25. Celui qui trouve un rouleau de la Thora [le chabbat] doit rester et le garder en attendant la nuit. En cas de danger, il le laisse et poursuit [sa route]. S’il pleut, il s’enveloppe du parchemin [sur lui comme d’un vêtement] et le couvre [de ses vêtements de dessus], et il entre ainsi avec [le rouleau de la Thora dans une maison].

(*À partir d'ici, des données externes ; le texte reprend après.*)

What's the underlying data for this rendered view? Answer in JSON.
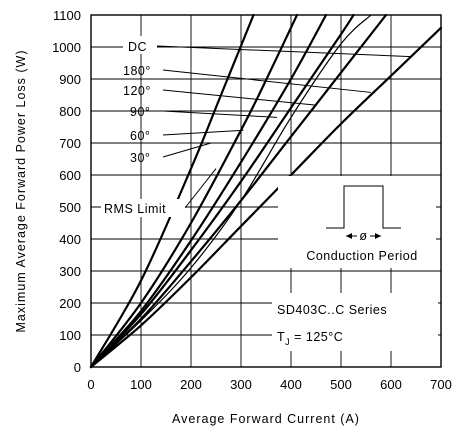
{
  "chart_data": {
    "type": "line",
    "xlabel": "Average Forward Current (A)",
    "ylabel": "Maximum Average Forward Power Loss (W)",
    "xlim": [
      0,
      700
    ],
    "ylim": [
      0,
      1100
    ],
    "x_ticks": [
      0,
      100,
      200,
      300,
      400,
      500,
      600,
      700
    ],
    "y_ticks": [
      0,
      100,
      200,
      300,
      400,
      500,
      600,
      700,
      800,
      900,
      1000,
      1100
    ],
    "x_tick_labels": [
      "0",
      "100",
      "200",
      "300",
      "400",
      "500",
      "600",
      "700"
    ],
    "y_tick_labels": [
      "0",
      "100",
      "200",
      "300",
      "400",
      "500",
      "600",
      "700",
      "800",
      "900",
      "1000",
      "1100"
    ],
    "grid": true,
    "series": [
      {
        "name": "DC",
        "points": [
          [
            0,
            0
          ],
          [
            100,
            130
          ],
          [
            200,
            280
          ],
          [
            300,
            440
          ],
          [
            400,
            600
          ],
          [
            500,
            760
          ],
          [
            600,
            910
          ],
          [
            700,
            1060
          ]
        ]
      },
      {
        "name": "180°",
        "points": [
          [
            0,
            0
          ],
          [
            100,
            150
          ],
          [
            200,
            330
          ],
          [
            300,
            520
          ],
          [
            400,
            720
          ],
          [
            500,
            920
          ],
          [
            590,
            1100
          ]
        ]
      },
      {
        "name": "120°",
        "points": [
          [
            0,
            0
          ],
          [
            100,
            165
          ],
          [
            200,
            365
          ],
          [
            300,
            580
          ],
          [
            400,
            810
          ],
          [
            500,
            1040
          ],
          [
            525,
            1100
          ]
        ]
      },
      {
        "name": "90°",
        "points": [
          [
            0,
            0
          ],
          [
            100,
            175
          ],
          [
            200,
            395
          ],
          [
            300,
            640
          ],
          [
            400,
            900
          ],
          [
            470,
            1100
          ]
        ]
      },
      {
        "name": "60°",
        "points": [
          [
            0,
            0
          ],
          [
            100,
            200
          ],
          [
            200,
            450
          ],
          [
            300,
            740
          ],
          [
            345,
            880
          ],
          [
            412,
            1100
          ]
        ]
      },
      {
        "name": "30°",
        "points": [
          [
            0,
            0
          ],
          [
            100,
            270
          ],
          [
            200,
            620
          ],
          [
            260,
            850
          ],
          [
            325,
            1100
          ]
        ]
      }
    ],
    "rms_limit": {
      "points": [
        [
          0,
          0
        ],
        [
          100,
          145
        ],
        [
          200,
          310
        ],
        [
          300,
          520
        ],
        [
          400,
          780
        ],
        [
          500,
          1010
        ],
        [
          560,
          1100
        ]
      ]
    }
  },
  "labels": {
    "dc": "DC",
    "deg180": "180°",
    "deg120": "120°",
    "deg90": "90°",
    "deg60": "60°",
    "deg30": "30°",
    "rms": "RMS Limit",
    "conduction": "Conduction Period",
    "phi": "ø",
    "series_name": "SD403C..C Series",
    "tj_symbol": "T",
    "tj_sub": "J",
    "tj_value": " = 125°C"
  }
}
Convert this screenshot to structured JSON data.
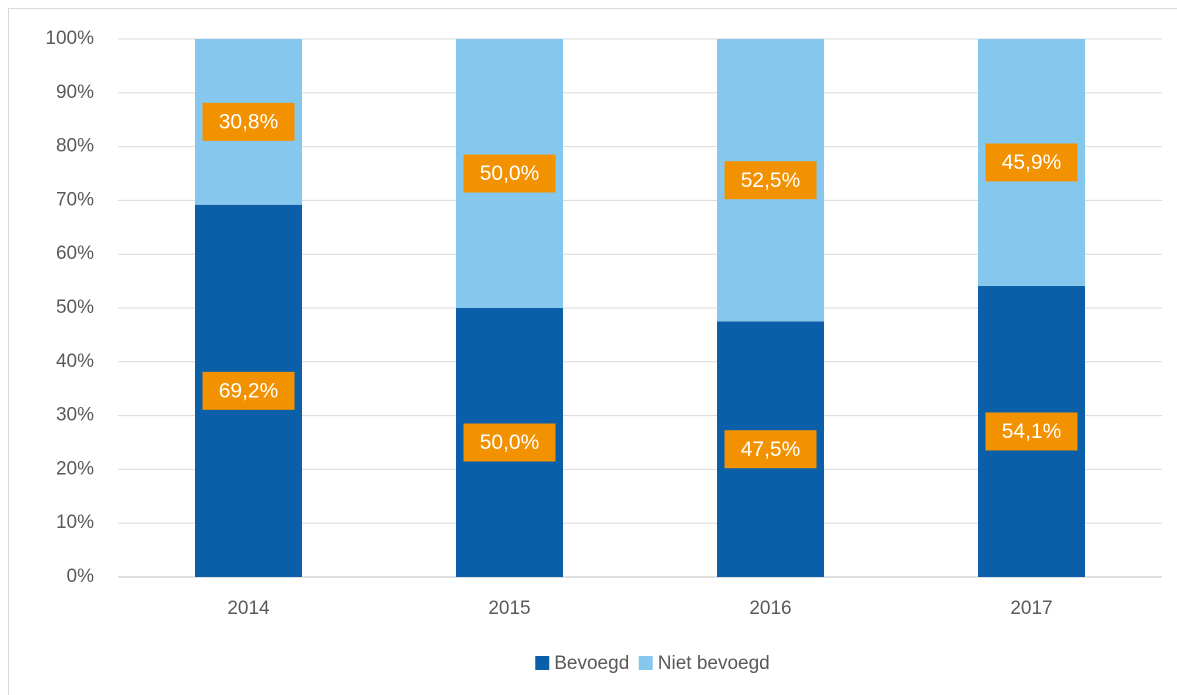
{
  "chart_data": {
    "type": "stacked_bar",
    "categories": [
      "2014",
      "2015",
      "2016",
      "2017"
    ],
    "series": [
      {
        "name": "Bevoegd",
        "color": "#0b5ea8",
        "values": [
          69.2,
          50.0,
          47.5,
          54.1
        ],
        "value_labels": [
          "69,2%",
          "50,0%",
          "47,5%",
          "54,1%"
        ]
      },
      {
        "name": "Niet bevoegd",
        "color": "#86c7ee",
        "values": [
          30.8,
          50.0,
          52.5,
          45.9
        ],
        "value_labels": [
          "30,8%",
          "50,0%",
          "52,5%",
          "45,9%"
        ]
      }
    ],
    "label_color": "#f39200",
    "ylim": [
      0,
      100
    ],
    "yticks": [
      {
        "value": 0,
        "label": "0%"
      },
      {
        "value": 10,
        "label": "10%"
      },
      {
        "value": 20,
        "label": "20%"
      },
      {
        "value": 30,
        "label": "30%"
      },
      {
        "value": 40,
        "label": "40%"
      },
      {
        "value": 50,
        "label": "50%"
      },
      {
        "value": 60,
        "label": "60%"
      },
      {
        "value": 70,
        "label": "70%"
      },
      {
        "value": 80,
        "label": "80%"
      },
      {
        "value": 90,
        "label": "90%"
      },
      {
        "value": 100,
        "label": "100%"
      }
    ],
    "grid": true,
    "legend": "bottom"
  }
}
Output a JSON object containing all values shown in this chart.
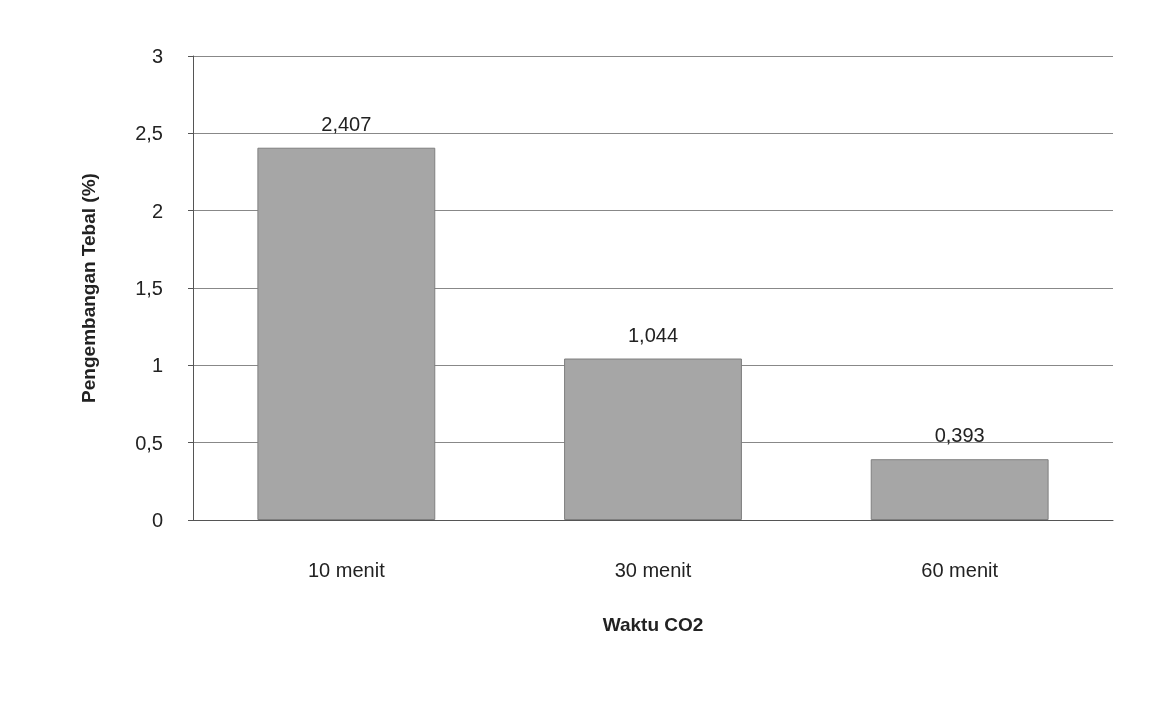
{
  "chart_data": {
    "type": "bar",
    "xlabel": "Waktu CO2",
    "ylabel": "Pengembangan Tebal (%)",
    "categories": [
      "10 menit",
      "30 menit",
      "60 menit"
    ],
    "values": [
      2.407,
      1.044,
      0.393
    ],
    "value_labels": [
      "2,407",
      "1,044",
      "0,393"
    ],
    "color": "#a6a6a6",
    "ylim": [
      0,
      3
    ],
    "yticks": [
      0,
      {
        "value": 0.5,
        "label": "0,5"
      },
      1,
      {
        "value": 1.5,
        "label": "1,5"
      },
      2,
      {
        "value": 2.5,
        "label": "2,5"
      },
      3
    ],
    "grid": "y"
  }
}
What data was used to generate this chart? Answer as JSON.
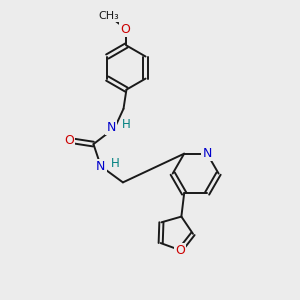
{
  "background_color": "#ececec",
  "bond_color": "#1a1a1a",
  "N_color": "#0000cc",
  "O_color": "#cc0000",
  "H_color": "#008080",
  "bond_width": 1.4,
  "figsize": [
    3.0,
    3.0
  ],
  "dpi": 100,
  "xlim": [
    0,
    10
  ],
  "ylim": [
    0,
    10
  ]
}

26. Le veille de chabbat, à l’approche de la nuit, un tailleur ne doit pas sortir avec son aiguille dans la main, ni un scribe avec sa plume, de crainte qu’il n’oublie et n’en vienne à transporter [un objet au dehors le chabbat]. On est tenu de tâter ses vêtements veille de chabbat juste avant la nuit, de crainte que l’on y ait oublié quelque chose et que l’on sorte avec le chabat. Il est permis de sortir avec ses téfiline veille de chabbat avant la nuit : étant donné que l’on est tenu de tâter ses téfiline à tout moment, on n’en viendra pas à les oublier. Si l’on a oublié et que l’on est sorti en portant les téfiline dans le domaine public [le chabbat] et que l’on se souvient qu’on porte les téfiline sur la tête, on se couvrira la tête jusqu’à ce que l’on parvienne chez soi ou à la maison d’étude.